Hereinafter, the present invention will be described in detail with reference to FIG. 3, and a method of selecting a state PDU of a UMTS mobile communication system is received. The packet data PDU of the RLC protocol is received. The reception error of the received packet PDU is calculated and confirmed (S100).

By using the error occurrence data PDU calculated and confirmed in step S100, the easy to create bitmap barbit method state STATUS is completed (S110), and the created bitmap bark mode state The conversion to the alist bark type state PDU is performed using the PDU (S120).
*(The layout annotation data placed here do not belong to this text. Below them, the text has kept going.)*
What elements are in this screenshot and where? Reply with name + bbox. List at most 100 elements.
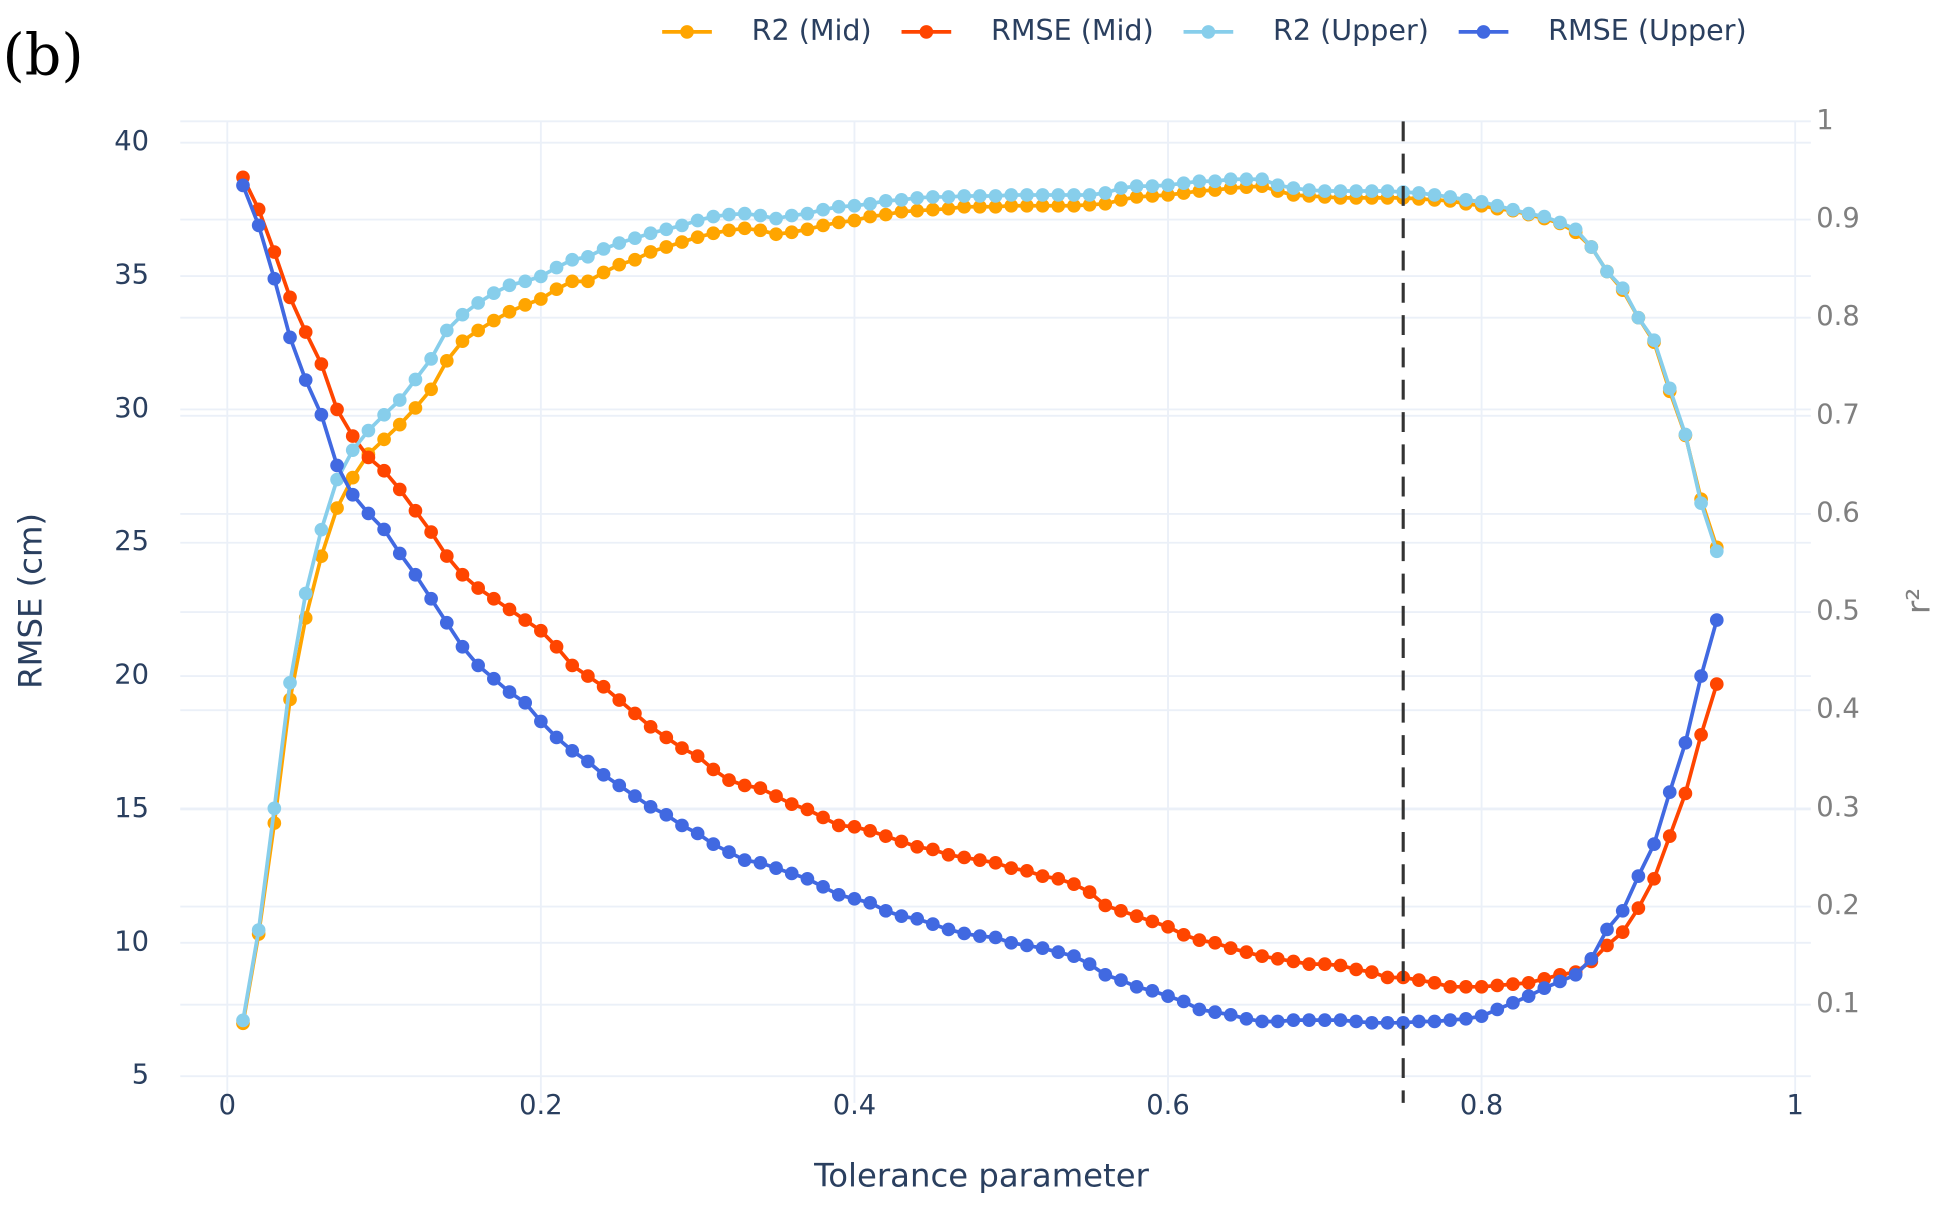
data-point	[283, 675, 297, 690]
data-point	[628, 789, 642, 803]
data-point	[926, 917, 940, 931]
data-point	[1051, 198, 1066, 213]
data-point	[596, 767, 611, 782]
data-point	[1051, 945, 1066, 959]
data-point	[1129, 979, 1144, 994]
data-point	[894, 834, 909, 849]
data-point	[831, 199, 846, 214]
data-point	[753, 223, 768, 238]
data-point	[988, 199, 1003, 214]
data-point	[612, 257, 627, 272]
data-point	[910, 839, 924, 854]
data-point	[408, 503, 423, 518]
data-point	[643, 719, 658, 734]
data-point	[1098, 967, 1113, 982]
data-point	[628, 231, 642, 245]
data-point	[863, 209, 877, 224]
data-point	[267, 271, 282, 286]
data-point	[330, 472, 344, 487]
data-point	[1208, 935, 1222, 950]
data-point	[722, 773, 736, 787]
data-point	[1302, 1013, 1316, 1027]
legend: R2 (Mid) RMSE (Mid) R2 (Upper) RMSE (Upper)	[662, 13, 1747, 47]
data-point	[1380, 184, 1395, 198]
data-point	[251, 923, 266, 937]
data-point	[439, 354, 454, 368]
data-point	[1365, 965, 1379, 979]
data-point	[330, 501, 344, 515]
data-point	[1412, 973, 1426, 987]
data-point	[737, 221, 752, 236]
data-point	[361, 450, 376, 465]
legend-label: R2 (Mid)	[752, 13, 872, 47]
data-point	[1615, 925, 1630, 939]
data-point	[408, 401, 423, 415]
legend-item: RMSE (Upper)	[1458, 13, 1747, 47]
legend-swatch-marker	[1201, 25, 1216, 39]
y-tick-label: 10	[114, 926, 149, 957]
data-point	[502, 304, 517, 319]
legend-swatch-marker	[1476, 25, 1491, 39]
data-point	[894, 193, 909, 207]
data-point	[659, 222, 674, 237]
data-point	[314, 357, 329, 371]
data-point	[910, 203, 924, 218]
data-point	[1427, 188, 1442, 202]
data-point	[534, 714, 548, 729]
data-point	[1161, 178, 1175, 192]
data-point	[1145, 983, 1160, 998]
data-point	[1035, 188, 1050, 202]
data-point	[1004, 198, 1019, 213]
data-point	[769, 211, 783, 226]
x-tick-label: 0.4	[833, 1090, 876, 1121]
data-point	[534, 292, 548, 306]
data-point	[549, 282, 564, 297]
data-point	[1161, 989, 1175, 1003]
data-point	[1176, 176, 1191, 191]
data-point	[1051, 871, 1066, 886]
data-point	[439, 615, 454, 630]
data-point	[878, 903, 893, 918]
legend-swatch-marker	[919, 25, 934, 39]
data-point	[518, 695, 533, 710]
data-point	[1145, 179, 1160, 193]
data-point	[534, 269, 548, 284]
data-point	[1223, 1007, 1238, 1022]
data-point	[706, 226, 721, 241]
data-point	[863, 895, 877, 910]
y-tick-label: 40	[114, 126, 149, 157]
data-point	[988, 930, 1003, 945]
data-point	[596, 679, 611, 694]
legend-swatch-marker	[680, 25, 694, 39]
data-point	[1255, 172, 1269, 187]
data-point	[863, 196, 877, 211]
data-point	[1302, 957, 1316, 971]
x-tick-label: 0	[219, 1090, 236, 1121]
data-point	[973, 853, 987, 867]
y2-tick-label: 0.6	[1816, 497, 1859, 528]
data-point	[377, 463, 391, 478]
data-point	[690, 749, 705, 763]
data-point	[784, 797, 799, 811]
data-point	[800, 222, 815, 237]
data-point	[1098, 898, 1113, 913]
data-point	[377, 522, 391, 537]
data-point	[612, 693, 627, 707]
data-point	[1239, 1011, 1254, 1026]
data-point	[1082, 188, 1097, 202]
plot-area	[236, 121, 1724, 1103]
data-point	[1662, 785, 1677, 799]
y2-tick-label: 1	[1816, 105, 1833, 136]
data-point	[1631, 901, 1646, 915]
data-point	[1427, 975, 1442, 990]
data-point	[737, 853, 752, 867]
data-point	[392, 393, 407, 407]
data-point	[1490, 1002, 1505, 1017]
data-point	[706, 209, 721, 224]
data-point	[1647, 333, 1661, 348]
data-point	[581, 754, 595, 769]
data-point	[753, 208, 768, 223]
data-point	[471, 323, 485, 338]
data-point	[565, 274, 580, 289]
The octet data size according to the window size of the RLIST bark type state PDU transformed and created as described above is compared with the octet data size according to the window size of the bitmap bar state type PDU of the same contents (S130). ), If the data size of the bitmap bark method state PDU is larger than that determined in the comparison, the conversion creation of the conversion-listed alist bark state PIDU is completed, and the conversion creation is completed. Replies or responds with an acknowledgment signal by the acknowledgment mode (ACK MODE) of the ALS protocol (S140).

If the data size of the RLIST bark is larger than the data size of the bitmap bark determined in the step S130, the process of converting the bitmap bark into the alist bark is made and continued (S120). Stop (S150), and reply or respond to the status of the bitmap (BITMAP) bark method as a confirmation signal by the acknowledgment mode (ACK MODE) of the RLC protocol (S160). ).
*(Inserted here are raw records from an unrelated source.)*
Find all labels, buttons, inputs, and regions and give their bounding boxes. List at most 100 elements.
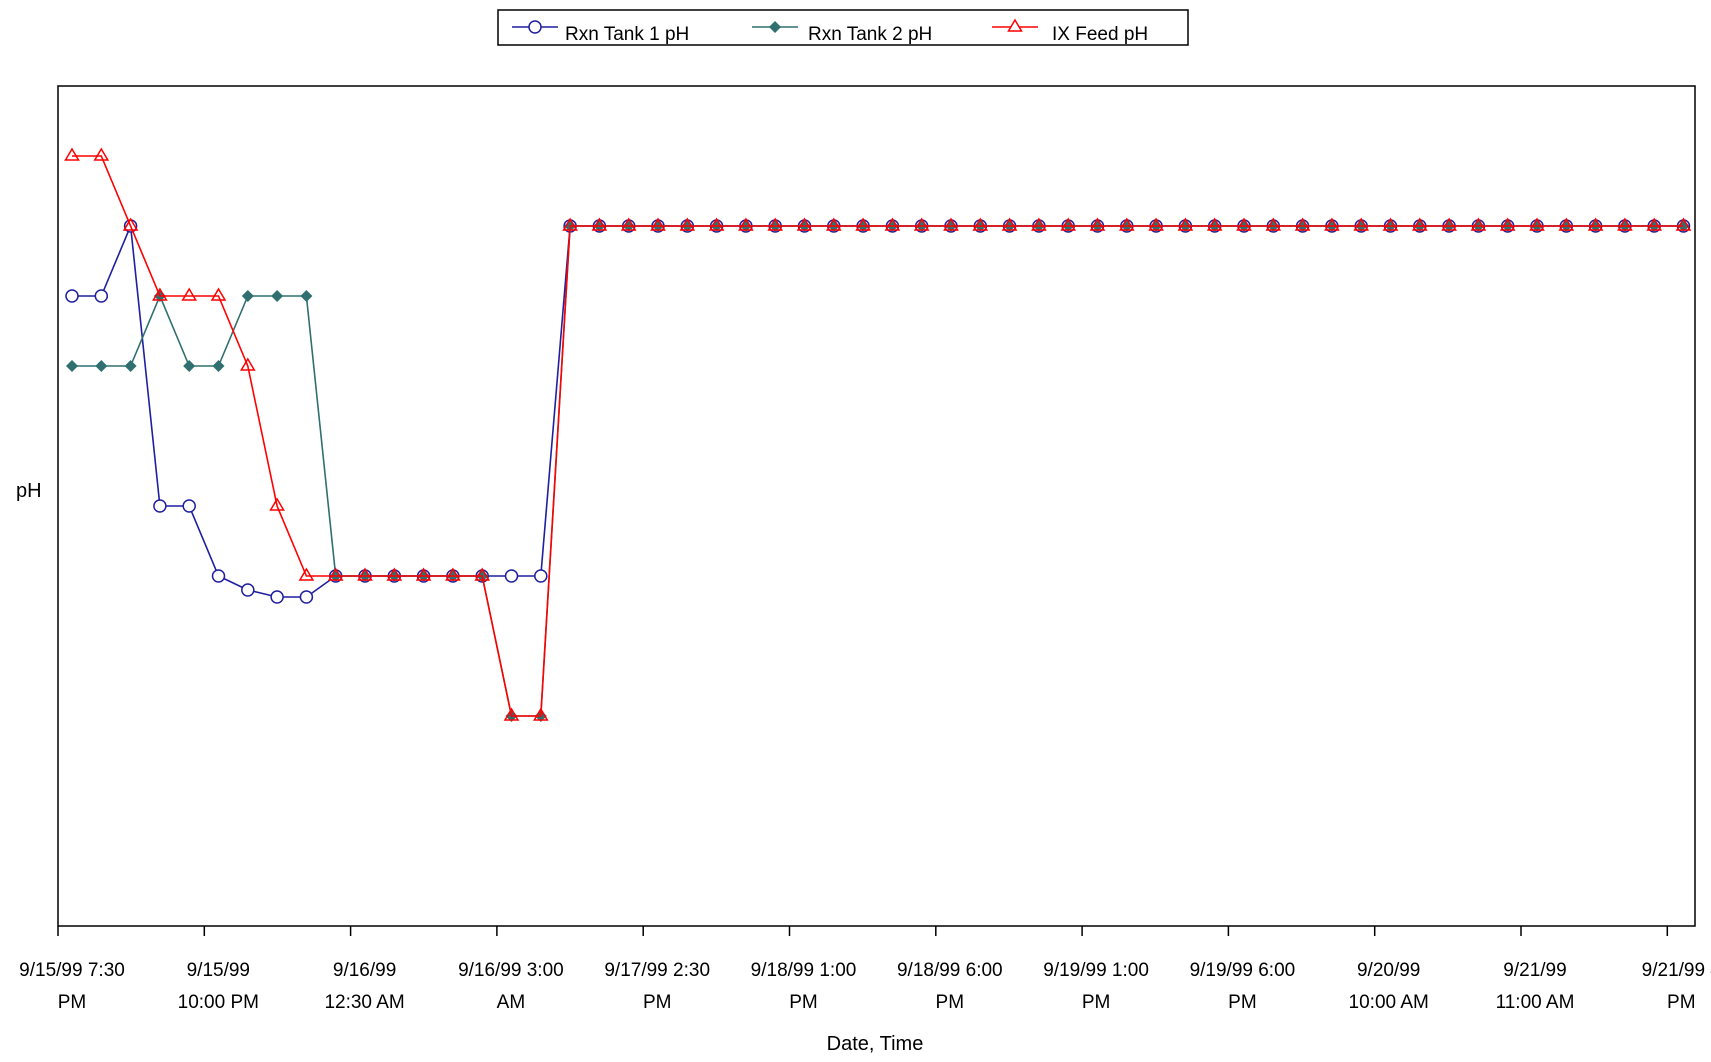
x-tick-label: 9/19/99 6:00 PM [1190,960,1296,1013]
legend-box [497,9,1189,46]
x-tick-label: 9/21/99 4PM [1642,960,1711,1013]
x-tick-label: 9/19/99 1:00 PM [1043,960,1149,1013]
data-point [299,590,314,604]
x-tick-label: 9/21/99 11:00 AM [1496,960,1575,1013]
data-point [503,707,520,721]
data-point [1148,217,1164,231]
data-point [122,217,139,231]
data-point [1089,217,1106,231]
series-layer [64,147,1692,722]
data-point [1353,217,1370,231]
data-point [124,360,137,372]
data-point [1441,217,1457,231]
data-point [152,287,168,301]
data-point [620,217,637,231]
data-point [1646,217,1663,231]
data-point [825,217,842,231]
data-point [796,217,813,231]
legend-item-rxn-tank-1: Rxn Tank 1 pH [512,20,689,45]
data-point [65,289,79,303]
data-point [269,497,285,511]
data-point [1294,217,1311,231]
data-point [1499,217,1516,231]
data-point [270,590,284,604]
data-point [239,357,256,371]
data-point [1587,217,1604,231]
x-tick-label: 9/20/99 10:00 AM [1349,960,1429,1013]
data-point [241,290,254,302]
legend-marker-ix-feed [1007,18,1023,32]
data-point [913,217,930,231]
data-point [181,287,198,301]
data-point [66,360,78,372]
x-tick-label: 9/15/99 10:00 PM [178,960,259,1013]
x-tick-label: 9/18/99 6:00 PM [897,960,1003,1013]
x-tick-label: 9/18/99 1:00 PM [751,960,857,1013]
data-point [1001,217,1018,231]
data-point [445,567,461,581]
data-point [95,360,108,372]
x-axis-ticks [57,926,1669,936]
data-point [1529,217,1545,231]
data-point [650,217,666,231]
data-point [1324,217,1340,231]
legend-item-ix-feed: IX Feed pH [992,18,1148,45]
legend-label-rxn-tank-2: Rxn Tank 2 pH [808,24,932,45]
data-point [1177,217,1194,231]
data-point [591,217,608,231]
data-point [357,567,373,581]
data-point [327,567,344,581]
data-point [241,583,255,597]
plot-area [57,85,1696,927]
x-tick-label: 9/16/99 3:00 AM [458,960,564,1013]
legend-label-rxn-tank-1: Rxn Tank 1 pH [565,24,689,45]
data-point [210,287,227,301]
data-point [153,499,167,513]
series-ix-feed-ph [64,147,1692,721]
data-point [1558,217,1575,231]
data-point [855,217,871,231]
data-point [212,360,225,372]
data-point [562,217,578,231]
legend-marker-rxn-tank-1 [528,20,542,34]
data-point [532,707,549,721]
data-point [884,217,901,231]
x-tick-label: 9/17/99 2:30 PM [604,960,710,1013]
data-point [386,567,403,581]
data-point [1617,217,1633,231]
data-point [1236,217,1252,231]
data-point [182,499,196,513]
x-axis-tick-labels: 9/15/99 7:30 PM 9/15/99 10:00 PM 9/16/99 12:3… [19,960,1711,1013]
data-point [93,147,110,161]
data-point [1411,217,1428,231]
data-point [1031,217,1047,231]
data-point [1675,217,1692,231]
data-point [1118,217,1135,231]
data-point [298,567,315,581]
data-point [534,569,548,583]
data-point [1470,217,1487,231]
x-tick-label: 9/15/99 7:30 PM [19,960,125,1013]
data-point [271,290,284,302]
data-point [1382,217,1399,231]
data-point [943,217,959,231]
x-tick-label: 9/16/99 12:30 AM [324,960,404,1013]
data-point [767,217,784,231]
data-point [415,567,432,581]
data-point [211,569,226,583]
data-point [94,289,109,303]
data-point [504,569,519,583]
data-point [300,290,313,302]
data-point [474,567,491,581]
data-point [679,217,696,231]
data-point [738,217,754,231]
y-axis-label: pH [16,480,42,502]
data-point [1265,217,1282,231]
data-point [972,217,989,231]
x-axis-label: Date, Time [827,1033,924,1055]
data-point [1206,217,1223,231]
legend: Rxn Tank 1 pH Rxn Tank 2 pH IX Feed pH [497,9,1189,46]
legend-label-ix-feed: IX Feed pH [1052,24,1148,45]
legend-marker-rxn-tank-2 [769,21,781,33]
Accordingly, in the present invention, when transmitting a packet data PD by the ALS protocol in a UTM-type mobile communication system, an acknowledgment by acknowledgment mode is made faster and with a smaller data size. This reduces the load on the system and increases the transmission speed of user data.

According to the present invention having the above-described configuration, in the state PDU preparation for confirming the packet data PDU transmission by the ALEL protocol of the UTM mobile communication system, the error occurrence information of the received data PDU can be quickly and reduced. There is an industrial use effect.

In addition, since the state PDU is prepared quickly and with little data, there is a convenient effect of reducing the load of the mobile communication system and improving the quality of service.

In addition, since the data size of the status CD is small, there is a convenient effect of using the user data more and faster.

Claims (4)

In the packet data PDU wireless transmission of the mobile communication system, Calculating a transmission error of the wirelessly received packet data PD; Creating a bitmap bark state PD using the transmission error calculated in the above process; Converting and creating the bitmap bark state PDU created in the above process into an alist bark state PDU; Judging whether the alist bark state PDU is large by comparing the sizes of the alist bark state PDU and the bitmap bark state PDU converted in the above process; And determining if the alist bark state PDU is small in the process, and transmitting the converted alist bark state PDU in the mobile communication system. The method of claim 1, wherein the size of the alist bark state PDU in the determination process is large, Stopping the conversion of the bitmap bark state PID into an alist bark state PID; And transmitting the created bitmap bark state PDU. The method of claim 1, wherein the determining process, And comparing the window size of the alist bark state PDU with a window size of the bitmap bark state PDU. According to claim 1, The bitmap bark state PDU records normal and error states from the first data PDU to which the reception error occurred to the last data PDU, And the alist sufi state PDU records a relative distance value of each data PDU in which a reception error has occurred.